Vectorising Corporate Documents in Practice

02.06.2025

How I combined MCP, Python and PostgreSQL into a single workflow

Why the “real world” is tougher than demo projects

When I built a proof-of-concept for vectorising contracts stored on SharePoint, I immediately ran into three classic obstacles:

Diverse formats — PDF, DOC, DOCX …
Multiple languages — every document can be in a different language
Scanned pages — part of the content is just a bitmap, so OCR is required

On top of that, files are constantly added, removed, modified – which means the workflow has to be fully incremental.

Indexing pipeline step by step

I split the whole process into nine independent modules connected via the Model Context Protocol (MCP). Each module consumes and returns JSON and is written either in Python or C#.

#	Module	Key tech	Responsibility
1	SharePoint change watcher	`office365`	Returns file-URL + change type
2	Export to PDF	headless LibreOffice	Keeps pagination for precise links
3	OCR	PyTesseract	Converts scans to text
4	PDF text extractor	PyMuPDF	Fast & reliable parser
5	Language detection	model `o4-mini`	Distinguishes EN/CZ …
6	AI post-processing	OpenAI agent	Fixes common OCR errors (“l” ↔ “1”, “o” ↔ “0”…)
7	Translation to one language	OpenAI	Simplifies searching
8	Chunking + overlap	langchain, tiktoken	Better context boundaries
9	Embedding & storage	PostgreSQL 17 + `pg_vector`, text-embedding-3-small	Normalises text, computes vector, writes/updates DB

Pro tip: Before embedding I convert everything to lowercase and strip extra spaces – it noticeably improves chunk matching.

Table `embeddings` schema

CREATE TABLE embeddings (
    id           SERIAL,
    file_name    TEXT    NOT NULL,
    page         INTEGER NOT NULL,
    chunk_id     INTEGER NOT NULL,
    text_original TEXT   NOT NULL,
    text_cs      TEXT,
    language     TEXT,
    tokens_nr    INTEGER NOT NULL,
    is_scan      BOOLEAN,
    embed_vector VECTOR(1536)
);
CREATE INDEX ON embeddings USING ivfflat (embed_vector);

This gives us a vector index ready for lightning-fast queries.

Search layer: vectors + full-text + SQL

Vector similarity alone is a necessary but not sufficient foundation. On top of the table I expose three functions:

get_vector – classic ANN search
parameters: normalised prompt, number of chunks, threshold
get_fulltext – full-text on text_cs with unaccent & language stemmer
get_sql – open field for any SQL query the LLM builds itself

Above that runs an orchestrator (OpenAI model) – it picks the right method, converts the query to embeddings and formats an HTML answer with a list of “clickable” links back to SharePoint. Fun fact: the system prompt alone is several pages long – the LLM truly knows what it’s doing!
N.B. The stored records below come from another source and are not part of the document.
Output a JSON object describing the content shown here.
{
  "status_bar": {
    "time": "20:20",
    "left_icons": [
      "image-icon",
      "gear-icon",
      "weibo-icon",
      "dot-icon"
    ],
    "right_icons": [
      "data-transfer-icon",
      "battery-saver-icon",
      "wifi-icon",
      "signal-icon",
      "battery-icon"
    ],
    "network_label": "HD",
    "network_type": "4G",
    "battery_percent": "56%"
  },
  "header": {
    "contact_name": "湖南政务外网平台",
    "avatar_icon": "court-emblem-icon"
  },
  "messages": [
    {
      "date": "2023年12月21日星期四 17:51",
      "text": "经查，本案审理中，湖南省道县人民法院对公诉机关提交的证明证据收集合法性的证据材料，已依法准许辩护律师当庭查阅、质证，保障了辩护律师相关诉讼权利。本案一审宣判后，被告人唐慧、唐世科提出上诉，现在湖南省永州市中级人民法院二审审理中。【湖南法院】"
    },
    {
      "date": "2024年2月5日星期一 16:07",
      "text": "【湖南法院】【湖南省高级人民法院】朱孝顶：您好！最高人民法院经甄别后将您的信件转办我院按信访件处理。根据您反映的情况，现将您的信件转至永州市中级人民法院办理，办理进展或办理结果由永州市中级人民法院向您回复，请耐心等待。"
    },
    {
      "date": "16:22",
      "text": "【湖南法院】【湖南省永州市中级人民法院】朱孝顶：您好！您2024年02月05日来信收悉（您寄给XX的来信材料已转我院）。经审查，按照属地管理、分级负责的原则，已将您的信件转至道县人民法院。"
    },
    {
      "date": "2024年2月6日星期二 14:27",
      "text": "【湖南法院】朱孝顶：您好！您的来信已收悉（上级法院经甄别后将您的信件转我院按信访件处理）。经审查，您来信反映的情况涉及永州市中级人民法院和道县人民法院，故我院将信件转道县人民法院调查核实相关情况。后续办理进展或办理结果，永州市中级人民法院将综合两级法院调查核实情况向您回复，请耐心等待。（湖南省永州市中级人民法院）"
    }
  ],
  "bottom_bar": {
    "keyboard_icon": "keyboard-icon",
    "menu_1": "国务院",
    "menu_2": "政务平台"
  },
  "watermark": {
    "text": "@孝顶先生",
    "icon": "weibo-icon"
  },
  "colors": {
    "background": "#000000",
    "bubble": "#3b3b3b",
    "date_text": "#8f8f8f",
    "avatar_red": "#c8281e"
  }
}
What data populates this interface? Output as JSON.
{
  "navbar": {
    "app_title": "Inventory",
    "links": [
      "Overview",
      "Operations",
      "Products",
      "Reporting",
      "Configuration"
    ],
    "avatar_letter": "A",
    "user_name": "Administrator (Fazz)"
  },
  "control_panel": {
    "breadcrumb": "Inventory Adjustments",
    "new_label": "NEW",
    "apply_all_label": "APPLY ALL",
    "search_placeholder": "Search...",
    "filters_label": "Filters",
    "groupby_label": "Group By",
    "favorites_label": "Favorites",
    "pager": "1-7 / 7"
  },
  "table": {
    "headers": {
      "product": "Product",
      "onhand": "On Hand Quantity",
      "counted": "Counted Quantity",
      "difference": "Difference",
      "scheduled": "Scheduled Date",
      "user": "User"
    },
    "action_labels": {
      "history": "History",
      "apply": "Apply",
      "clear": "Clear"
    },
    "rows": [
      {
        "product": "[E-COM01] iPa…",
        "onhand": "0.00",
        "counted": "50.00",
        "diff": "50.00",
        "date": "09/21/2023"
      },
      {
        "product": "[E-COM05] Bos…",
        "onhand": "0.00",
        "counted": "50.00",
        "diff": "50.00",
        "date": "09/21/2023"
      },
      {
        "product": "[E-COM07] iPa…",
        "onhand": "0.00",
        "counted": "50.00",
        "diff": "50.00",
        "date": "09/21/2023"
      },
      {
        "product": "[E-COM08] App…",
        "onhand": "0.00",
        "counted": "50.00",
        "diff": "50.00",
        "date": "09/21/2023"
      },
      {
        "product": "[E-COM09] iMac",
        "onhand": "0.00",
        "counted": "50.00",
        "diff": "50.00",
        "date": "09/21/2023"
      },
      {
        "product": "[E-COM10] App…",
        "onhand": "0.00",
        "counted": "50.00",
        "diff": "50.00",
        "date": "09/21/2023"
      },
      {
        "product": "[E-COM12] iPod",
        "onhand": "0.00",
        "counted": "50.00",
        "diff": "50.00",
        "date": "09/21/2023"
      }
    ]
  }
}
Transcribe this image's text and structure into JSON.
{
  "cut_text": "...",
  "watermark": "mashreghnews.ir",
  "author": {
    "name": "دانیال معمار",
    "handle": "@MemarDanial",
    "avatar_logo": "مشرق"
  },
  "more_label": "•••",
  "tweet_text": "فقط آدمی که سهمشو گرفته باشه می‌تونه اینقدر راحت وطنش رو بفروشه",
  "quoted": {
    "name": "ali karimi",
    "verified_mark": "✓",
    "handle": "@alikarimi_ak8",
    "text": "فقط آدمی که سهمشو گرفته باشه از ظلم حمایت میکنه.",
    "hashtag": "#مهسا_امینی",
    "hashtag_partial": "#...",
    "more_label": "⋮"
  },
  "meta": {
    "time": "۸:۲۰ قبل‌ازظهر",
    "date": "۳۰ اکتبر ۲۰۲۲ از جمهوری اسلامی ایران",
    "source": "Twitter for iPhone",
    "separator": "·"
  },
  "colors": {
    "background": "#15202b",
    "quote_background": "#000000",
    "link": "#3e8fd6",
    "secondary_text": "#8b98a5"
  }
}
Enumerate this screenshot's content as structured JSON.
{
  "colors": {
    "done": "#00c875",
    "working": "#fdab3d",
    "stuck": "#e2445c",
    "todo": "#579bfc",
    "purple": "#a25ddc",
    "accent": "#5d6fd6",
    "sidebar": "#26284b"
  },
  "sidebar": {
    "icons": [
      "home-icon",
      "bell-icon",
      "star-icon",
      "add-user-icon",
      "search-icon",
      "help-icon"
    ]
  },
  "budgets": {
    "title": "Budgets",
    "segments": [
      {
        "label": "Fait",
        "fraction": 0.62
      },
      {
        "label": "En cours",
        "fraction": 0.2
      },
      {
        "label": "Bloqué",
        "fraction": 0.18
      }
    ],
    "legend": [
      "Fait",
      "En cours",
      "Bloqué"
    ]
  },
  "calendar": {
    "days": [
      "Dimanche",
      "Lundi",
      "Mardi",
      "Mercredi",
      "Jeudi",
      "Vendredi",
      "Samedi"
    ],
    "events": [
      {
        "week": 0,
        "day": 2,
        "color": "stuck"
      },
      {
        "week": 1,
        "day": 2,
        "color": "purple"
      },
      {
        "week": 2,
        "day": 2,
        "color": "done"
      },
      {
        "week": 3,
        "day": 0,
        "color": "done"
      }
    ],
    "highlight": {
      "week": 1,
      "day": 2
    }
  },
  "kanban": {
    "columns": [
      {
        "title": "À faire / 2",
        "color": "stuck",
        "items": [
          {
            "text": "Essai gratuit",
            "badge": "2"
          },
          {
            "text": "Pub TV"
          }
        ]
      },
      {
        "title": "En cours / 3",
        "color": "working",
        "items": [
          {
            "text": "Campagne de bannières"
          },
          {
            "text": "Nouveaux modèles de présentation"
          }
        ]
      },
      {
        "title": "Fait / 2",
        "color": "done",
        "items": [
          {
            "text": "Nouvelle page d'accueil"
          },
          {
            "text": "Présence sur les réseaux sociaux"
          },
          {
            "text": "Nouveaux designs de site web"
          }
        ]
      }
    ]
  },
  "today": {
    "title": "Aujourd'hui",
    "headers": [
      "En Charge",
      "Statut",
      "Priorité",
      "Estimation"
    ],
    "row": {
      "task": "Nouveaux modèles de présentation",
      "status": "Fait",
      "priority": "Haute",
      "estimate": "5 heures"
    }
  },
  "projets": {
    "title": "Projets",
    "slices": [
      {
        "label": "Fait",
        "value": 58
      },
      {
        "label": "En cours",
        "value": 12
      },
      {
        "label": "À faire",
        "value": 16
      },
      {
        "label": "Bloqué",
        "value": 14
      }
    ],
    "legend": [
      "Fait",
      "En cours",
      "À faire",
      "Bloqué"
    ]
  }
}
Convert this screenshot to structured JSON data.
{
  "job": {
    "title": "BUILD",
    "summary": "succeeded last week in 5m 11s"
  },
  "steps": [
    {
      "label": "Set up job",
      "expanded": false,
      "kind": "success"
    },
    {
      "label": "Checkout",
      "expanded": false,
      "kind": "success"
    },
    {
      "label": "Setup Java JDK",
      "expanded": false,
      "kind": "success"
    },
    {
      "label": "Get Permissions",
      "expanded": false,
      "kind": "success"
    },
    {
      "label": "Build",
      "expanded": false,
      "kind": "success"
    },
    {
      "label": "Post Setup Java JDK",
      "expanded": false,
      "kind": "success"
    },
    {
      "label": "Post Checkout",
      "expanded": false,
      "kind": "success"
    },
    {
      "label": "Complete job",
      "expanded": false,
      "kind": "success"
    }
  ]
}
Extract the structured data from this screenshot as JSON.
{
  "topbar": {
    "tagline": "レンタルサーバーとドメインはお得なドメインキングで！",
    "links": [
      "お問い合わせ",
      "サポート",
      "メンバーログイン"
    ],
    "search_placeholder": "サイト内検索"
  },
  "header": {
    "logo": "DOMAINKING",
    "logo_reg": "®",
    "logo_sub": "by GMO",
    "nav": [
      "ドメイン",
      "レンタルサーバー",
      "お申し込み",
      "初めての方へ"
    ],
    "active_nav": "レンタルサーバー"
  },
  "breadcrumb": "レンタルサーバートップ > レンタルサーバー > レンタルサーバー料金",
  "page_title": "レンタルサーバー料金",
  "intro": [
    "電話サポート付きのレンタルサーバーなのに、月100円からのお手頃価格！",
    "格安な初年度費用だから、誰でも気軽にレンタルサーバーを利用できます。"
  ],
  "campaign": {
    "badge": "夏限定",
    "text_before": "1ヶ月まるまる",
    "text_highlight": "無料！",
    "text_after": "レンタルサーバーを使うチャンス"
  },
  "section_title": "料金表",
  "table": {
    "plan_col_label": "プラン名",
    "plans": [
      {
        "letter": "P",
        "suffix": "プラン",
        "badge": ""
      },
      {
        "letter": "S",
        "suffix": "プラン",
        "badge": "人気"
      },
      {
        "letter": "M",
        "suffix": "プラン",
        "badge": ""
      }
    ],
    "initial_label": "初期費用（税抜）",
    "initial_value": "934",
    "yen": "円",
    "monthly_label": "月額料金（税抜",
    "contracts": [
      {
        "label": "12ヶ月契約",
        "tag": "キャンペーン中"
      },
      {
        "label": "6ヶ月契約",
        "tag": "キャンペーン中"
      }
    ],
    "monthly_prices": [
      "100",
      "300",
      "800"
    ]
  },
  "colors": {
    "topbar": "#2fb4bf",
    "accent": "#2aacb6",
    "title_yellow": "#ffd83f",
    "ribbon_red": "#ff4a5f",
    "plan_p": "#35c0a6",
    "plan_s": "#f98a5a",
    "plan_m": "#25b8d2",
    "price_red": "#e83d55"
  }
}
What proved valuable in practice 💡

PDF as a unifying format – pagination gives explainability in a single click.
Single-language embeddings – translating into one language unified the vector space and improved recall.
Hybrid queries – combining vector + full-text + SQL gives analysts and the LLM orchestrator much more room to manoeuvre.

Conclusion

Building robust enterprise search over hundreds of living documents isn’t a matter of one script but of a modular, scalable architecture. The result, however, massively extends data-mining possibilities and saves hours of manual digging in contracts and reports.

TL;DR — If you face a similar task, separate concerns, modularise, combine techniques. MCP + Python + PostgreSQL with pg_vector form a rock-solid foundation for a long-term vector infrastructure.